The unreliable measuring device of words

the story of a new nameThe Story of a New Name
by Elena Ferrante
translated from Italian by Ann Goldstein

This is book two of the famed Neapolitan Novels, which started with My Brilliant Friend. This review does contain spoilers for the first book, which I also highly recommend. Arguably you could come to this book cold – everything you need to know from book one is repeated – but you’d be missing out on a key part of the experience in my opinion.

Elena and Lila are on the verge of adulthood. Married at 16, Lila is gradually realising that marriage is not a quick fix to make her brother rich, and that being married to someone she doesn’t love is fine until she does fall in love.

For Lila, marrying Stefano, the grocer, was supposed to be the lesser of two evils – her other rich suitor in book one being Marcello Solara – but either way Lila is tied up with the dangerous Solara family and not in the powerful position as one of their wives. Did she make the right choice? She spends frivolously and flirts with both Solara brothers despite her husband’s violent temper. Has she shut down all true feeling? She is smart and aware, surely she knows the dangerous ground she is treading?

“She was beautiful and she dressed like the pictures in the women’s magazines that she bought in great numbers. But the condition of wife had enclosed her in a sort of glass container, like a sailboat sailing with sails unfurled in an inaccessible place, without the sea.”

Elena is at first jealous of Lila’s riches, her freedom, her discovery of sex, her ability to run a business. But at intervals she is reminded that Lila’s lack of education, her marriage, tie her to this small impoverished corner of Naples, while Elena’s continuing education widens her world year after year.

As in book one, it seems that one girl or the other is always up while the other is down, and it is only towards the end of the novel, when they are in their early 20s, that they finally realise that their dreams are no longer the same, that they are not competing for the same prize anymore.

“Something passed rapidly between the two girls, their secret feelings darted infinitesimal particles shot at each other from the depths of themselves, a jolt and a trembling that lasted a long second; I caught it, bewildered, but couldn’t understand, while they did, they understood, in something they recognized each other.”

Except…are they in love with the same man? Elena vacillates, uncertain of her feelings, much like everything else in her world. She is never confident, never sure. She calls herself time and again a “brilliant student” (a callback to the title of book one, My Brilliant Friend?) but is this the narrator, Elena aged 66, using that label? Or is newly adult Elena at once aware of her brilliance and uncertain of how to use it?
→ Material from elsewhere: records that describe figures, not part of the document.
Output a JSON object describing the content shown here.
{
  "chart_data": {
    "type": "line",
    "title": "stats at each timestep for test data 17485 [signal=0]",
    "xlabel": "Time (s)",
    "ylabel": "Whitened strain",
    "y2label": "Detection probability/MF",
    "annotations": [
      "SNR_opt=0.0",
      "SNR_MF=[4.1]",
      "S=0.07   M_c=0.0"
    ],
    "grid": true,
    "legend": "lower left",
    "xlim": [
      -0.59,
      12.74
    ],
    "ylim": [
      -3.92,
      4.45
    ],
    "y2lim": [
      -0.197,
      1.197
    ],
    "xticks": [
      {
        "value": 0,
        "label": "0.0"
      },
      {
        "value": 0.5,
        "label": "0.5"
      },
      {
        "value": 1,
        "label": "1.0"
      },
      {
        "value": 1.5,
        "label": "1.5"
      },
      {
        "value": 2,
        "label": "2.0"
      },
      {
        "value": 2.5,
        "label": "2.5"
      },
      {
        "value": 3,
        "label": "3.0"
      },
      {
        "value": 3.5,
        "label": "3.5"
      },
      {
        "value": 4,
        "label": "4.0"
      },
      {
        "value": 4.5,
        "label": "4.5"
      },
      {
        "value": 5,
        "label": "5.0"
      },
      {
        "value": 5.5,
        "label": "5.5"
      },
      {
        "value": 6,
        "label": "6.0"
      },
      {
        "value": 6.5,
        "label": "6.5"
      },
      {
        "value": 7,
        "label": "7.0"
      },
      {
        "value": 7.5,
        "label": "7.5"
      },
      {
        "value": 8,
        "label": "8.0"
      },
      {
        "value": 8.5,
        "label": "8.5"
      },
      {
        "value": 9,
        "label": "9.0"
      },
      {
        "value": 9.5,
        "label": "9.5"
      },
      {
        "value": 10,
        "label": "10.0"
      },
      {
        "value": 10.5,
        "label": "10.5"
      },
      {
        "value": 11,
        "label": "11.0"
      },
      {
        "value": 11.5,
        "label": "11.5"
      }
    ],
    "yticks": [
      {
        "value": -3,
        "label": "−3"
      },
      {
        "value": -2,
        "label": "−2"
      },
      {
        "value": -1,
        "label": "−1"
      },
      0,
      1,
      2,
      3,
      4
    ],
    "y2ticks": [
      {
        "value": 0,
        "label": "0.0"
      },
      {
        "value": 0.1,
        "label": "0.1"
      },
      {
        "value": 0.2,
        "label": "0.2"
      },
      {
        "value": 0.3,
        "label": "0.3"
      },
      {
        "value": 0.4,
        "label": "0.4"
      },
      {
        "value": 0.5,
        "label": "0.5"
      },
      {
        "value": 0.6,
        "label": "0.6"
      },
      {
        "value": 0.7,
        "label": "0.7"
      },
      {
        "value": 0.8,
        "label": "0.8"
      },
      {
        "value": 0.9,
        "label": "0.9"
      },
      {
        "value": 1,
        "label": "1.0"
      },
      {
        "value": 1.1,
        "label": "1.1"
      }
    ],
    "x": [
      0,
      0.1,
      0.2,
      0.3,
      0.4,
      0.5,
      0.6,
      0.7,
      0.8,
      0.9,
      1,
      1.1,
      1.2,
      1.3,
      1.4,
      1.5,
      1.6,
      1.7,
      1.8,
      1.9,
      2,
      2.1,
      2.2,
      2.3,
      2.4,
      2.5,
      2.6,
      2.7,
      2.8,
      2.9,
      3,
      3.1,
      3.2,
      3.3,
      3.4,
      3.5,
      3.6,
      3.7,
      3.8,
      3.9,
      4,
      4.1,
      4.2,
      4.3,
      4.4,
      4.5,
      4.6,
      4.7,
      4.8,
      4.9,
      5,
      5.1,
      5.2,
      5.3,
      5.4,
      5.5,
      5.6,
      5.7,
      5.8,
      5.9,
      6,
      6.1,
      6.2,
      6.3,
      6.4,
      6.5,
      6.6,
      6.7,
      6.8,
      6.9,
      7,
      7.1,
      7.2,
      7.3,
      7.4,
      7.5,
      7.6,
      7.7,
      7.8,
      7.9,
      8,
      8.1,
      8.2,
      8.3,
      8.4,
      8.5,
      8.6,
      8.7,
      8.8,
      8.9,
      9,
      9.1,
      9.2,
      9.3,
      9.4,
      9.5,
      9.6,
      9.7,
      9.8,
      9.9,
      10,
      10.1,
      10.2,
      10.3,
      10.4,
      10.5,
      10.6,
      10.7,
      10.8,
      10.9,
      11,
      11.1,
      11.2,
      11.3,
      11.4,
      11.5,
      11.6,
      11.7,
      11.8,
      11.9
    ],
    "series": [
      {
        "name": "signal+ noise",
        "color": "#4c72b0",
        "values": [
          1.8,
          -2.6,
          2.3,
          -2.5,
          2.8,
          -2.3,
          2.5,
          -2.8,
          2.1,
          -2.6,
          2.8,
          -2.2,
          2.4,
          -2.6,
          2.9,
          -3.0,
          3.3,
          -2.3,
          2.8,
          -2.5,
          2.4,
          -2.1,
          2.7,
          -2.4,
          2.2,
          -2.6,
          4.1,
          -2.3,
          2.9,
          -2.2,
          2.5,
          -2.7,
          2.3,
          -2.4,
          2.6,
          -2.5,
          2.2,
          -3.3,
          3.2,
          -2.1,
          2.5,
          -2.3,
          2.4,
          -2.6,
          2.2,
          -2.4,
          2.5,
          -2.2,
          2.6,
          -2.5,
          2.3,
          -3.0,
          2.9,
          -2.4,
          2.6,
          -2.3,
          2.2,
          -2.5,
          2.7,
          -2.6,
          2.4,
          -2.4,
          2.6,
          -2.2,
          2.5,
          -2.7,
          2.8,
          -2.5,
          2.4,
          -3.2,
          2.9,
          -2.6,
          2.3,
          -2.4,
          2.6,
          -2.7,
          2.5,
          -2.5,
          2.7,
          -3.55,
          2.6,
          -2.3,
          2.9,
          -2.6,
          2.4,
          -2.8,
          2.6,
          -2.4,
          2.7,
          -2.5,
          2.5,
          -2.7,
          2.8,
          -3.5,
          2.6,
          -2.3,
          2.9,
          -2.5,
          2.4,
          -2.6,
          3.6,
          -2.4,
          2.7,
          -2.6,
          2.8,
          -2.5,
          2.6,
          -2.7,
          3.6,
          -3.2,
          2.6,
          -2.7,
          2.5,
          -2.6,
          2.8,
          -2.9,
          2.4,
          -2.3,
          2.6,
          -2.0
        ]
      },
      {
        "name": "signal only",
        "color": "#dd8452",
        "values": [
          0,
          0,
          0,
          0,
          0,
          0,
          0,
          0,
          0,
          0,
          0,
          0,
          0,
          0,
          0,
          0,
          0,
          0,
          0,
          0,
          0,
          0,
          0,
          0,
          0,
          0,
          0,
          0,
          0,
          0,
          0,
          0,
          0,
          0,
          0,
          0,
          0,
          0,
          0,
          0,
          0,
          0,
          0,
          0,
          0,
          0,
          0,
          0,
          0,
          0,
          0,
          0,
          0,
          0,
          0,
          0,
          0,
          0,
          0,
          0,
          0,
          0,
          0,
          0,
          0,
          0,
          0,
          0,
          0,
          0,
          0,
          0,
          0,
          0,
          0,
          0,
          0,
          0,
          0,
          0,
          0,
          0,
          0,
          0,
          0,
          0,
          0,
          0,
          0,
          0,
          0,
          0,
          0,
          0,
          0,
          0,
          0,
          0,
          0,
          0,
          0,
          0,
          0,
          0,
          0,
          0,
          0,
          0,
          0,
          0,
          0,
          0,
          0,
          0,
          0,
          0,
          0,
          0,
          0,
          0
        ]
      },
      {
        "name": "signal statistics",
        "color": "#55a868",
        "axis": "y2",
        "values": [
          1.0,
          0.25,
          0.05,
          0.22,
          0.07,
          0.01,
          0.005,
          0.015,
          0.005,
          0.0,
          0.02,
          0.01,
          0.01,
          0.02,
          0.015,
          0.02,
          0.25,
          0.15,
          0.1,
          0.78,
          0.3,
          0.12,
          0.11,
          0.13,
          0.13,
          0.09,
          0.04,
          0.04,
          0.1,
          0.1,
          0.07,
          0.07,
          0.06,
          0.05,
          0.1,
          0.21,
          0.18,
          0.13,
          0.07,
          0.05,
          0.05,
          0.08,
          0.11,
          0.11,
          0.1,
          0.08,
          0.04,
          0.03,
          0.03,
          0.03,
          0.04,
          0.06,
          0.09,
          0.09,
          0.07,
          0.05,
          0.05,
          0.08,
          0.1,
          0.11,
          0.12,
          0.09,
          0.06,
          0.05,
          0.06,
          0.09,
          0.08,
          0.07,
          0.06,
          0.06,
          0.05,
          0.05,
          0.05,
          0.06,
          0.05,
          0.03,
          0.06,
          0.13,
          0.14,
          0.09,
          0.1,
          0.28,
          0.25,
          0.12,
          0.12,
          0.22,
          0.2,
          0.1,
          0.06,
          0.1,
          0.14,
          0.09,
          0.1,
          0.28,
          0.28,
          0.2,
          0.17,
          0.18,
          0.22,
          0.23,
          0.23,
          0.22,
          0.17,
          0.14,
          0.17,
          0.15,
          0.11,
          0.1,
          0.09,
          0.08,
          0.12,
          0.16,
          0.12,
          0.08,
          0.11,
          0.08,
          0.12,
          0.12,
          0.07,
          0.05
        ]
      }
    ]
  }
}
She tells us that when she speaks about politics or social issues she merely parrots things she has read – and she has read widely and has a concept of what it all means, but she feels that she is not bringing her own thoughts to bear in the way that Lila always does. A case of impostor syndrome? A lack of awareness that everyone else is pretending to some extent too? Or is she only being realistic about her own limitations, about her need to find a different path in life than the one she has been hoping for?

“Movies, novels, art? How quickly people changed, with their interests, their feelings. Well-made phrases replaced by well-made phrases, time is a flow of words coherent only in appearance, the one who piles up the most is the one who wins. I felt stupid, I had neglected the things I liked to conform.”

Some serious issues are dealt with here – sex and all that it brings being a major theme – but the biggest thing, for me, was the position of women. Elena and Lila were raised to get married and be good wives. When they work it will be to their husbands’ approval and often part of the complicated politics between shop owners and moneylenders. Both girls defy expectations, in different ways. Lila marries too young – 18 or 20 is common but 16 is acknowledged to be young – and is, true to nature, a difficult wife. She makes her own demands and often gets her way, but only once she has proven to have keen business acumen that benefits her husband and his friends, though it makes her enemies among the other women she works with.

Elena, meanwhile, has a few serious boyfriends, but marriage is something for the future, when her studies are ended. She flirts with socialism, even Communism, but is it the social equality she craves or the personal freedoms? Education has given her choices that none of the girls back home have, but she is still limited to the few professions approved for women in 1960s Italy.

All this is written with the same thoughtful prose as the first volume. It’s not a small book, but there are no long flowery passages, no dwelling on politics or culture. It’s simply the minutely told story of two women and everyone in their lives, but particularly the story of Lila, and how Elena tries gradually to understand her friend and how their lives diverged.

“It’s Lila who makes writing difficult. My life forces me to imagine what hers would have been if what happened to me had happened to her, what use she would have made of my luck. And her life continuously appears in mine, in the words that I’ve uttered, in which there’s often an echo of hers, in a particular gesture that is an adaptation of a gesture of hers, in my less which is such because of her more, in my more which is the yielding to the force of her less. Not to mention what she never said but let me guess, what I didn’t know and read later in her notebooks. Thus the story of the facts has to reckon with the filters, deferments, partial truths, half lies: from it comes an arduous measurement of time passed that is based completely on the unreliable measuring device of words.”

Storia del nuovo cognome published 2012 by Edizioni E/O.
This translation published 2013 by Europa Editions.